Ibis Project Manger Diana Lara, in collaboration with researchers from the Population Council Mexico office, sent three types of simulated clients, a young woman aged 18-25, an adult woman aged 26-35, and an adult man aged 20-30, to 192 pharmacies in eight cities, including Mexico City. Each simulated client was trained to ask for a drug to take to interrupt a pregnancy (the male simulated clients asked for the drug on behalf of a girlfriend), and then to ask follow up questions based on the pharmacist’s response. The simulated clients were also trained to ask about misoprostol directly (using the commercial name Cytotec) if the pharmacist did not mention it spontaneously.
The study team obtained information from 558 client-vendor interactions. In 24% of them, the vendors spontaneously recommended a drug when the simulated client asked for a drug to induce an abortion. Almost half of all vendors who made these spontaneous recommendations recommended Cytotec alone while 11% recommended taking other brands of drugs that contain misoprostol, 22% recommended a combination of abortifacient and nonabortifacient drugs, and 18% recommended nonabortifacient drugs.
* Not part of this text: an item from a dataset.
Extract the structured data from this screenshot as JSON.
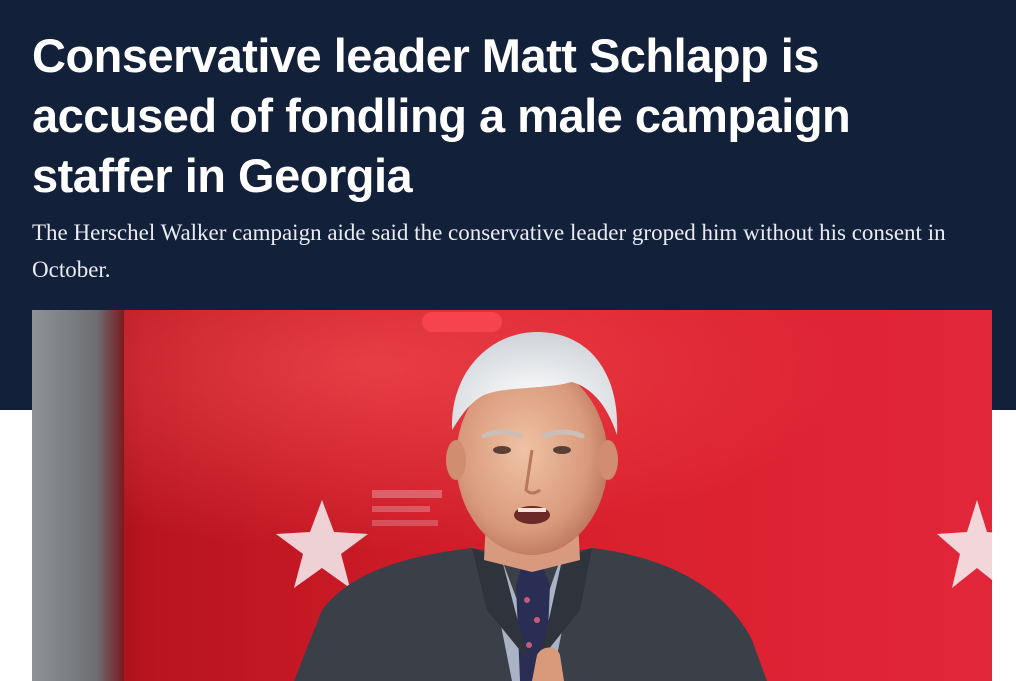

In 78% of the client-vendor interactions, the vendor provided some information about Cytotec. Cytotec was recommended without a prompt from the simulated client in 18% of the encounters, while in 60% the vendor provided information after the client asked for it. However, in the majority of interactions, vendors provided incomplete information about dosage, administration, side effects, and complications. Only 15% of vendors recommended a correct dose.
While Cytotec was the most common drug mentioned spontaneously by vendors, the second most recommended drug was emergency contraception (EC), even when clients stated that they had a positive pregnancy test. Emergency contraceptive pills contain high doses of the hormones found in oral contraceptive pills and are used post-coitally to prevent pregnancy. EC is not an abortifacient.
This study illustrates that information about misoprostol is commonly given by Mexican pharmacists, but that they do not always provide correct information. Therefore, the study recommends that more should be done to educate women about safe and effective misoprostol use.
Lara D, Garcia S, Wilson K, Paz F. How often and under which circumstances do Mexican pharmacy vendors recommend misoprostol to induce an abortion? International Perspectives of Sexual and Reproductive Health. June 2011; 37(2):75-83.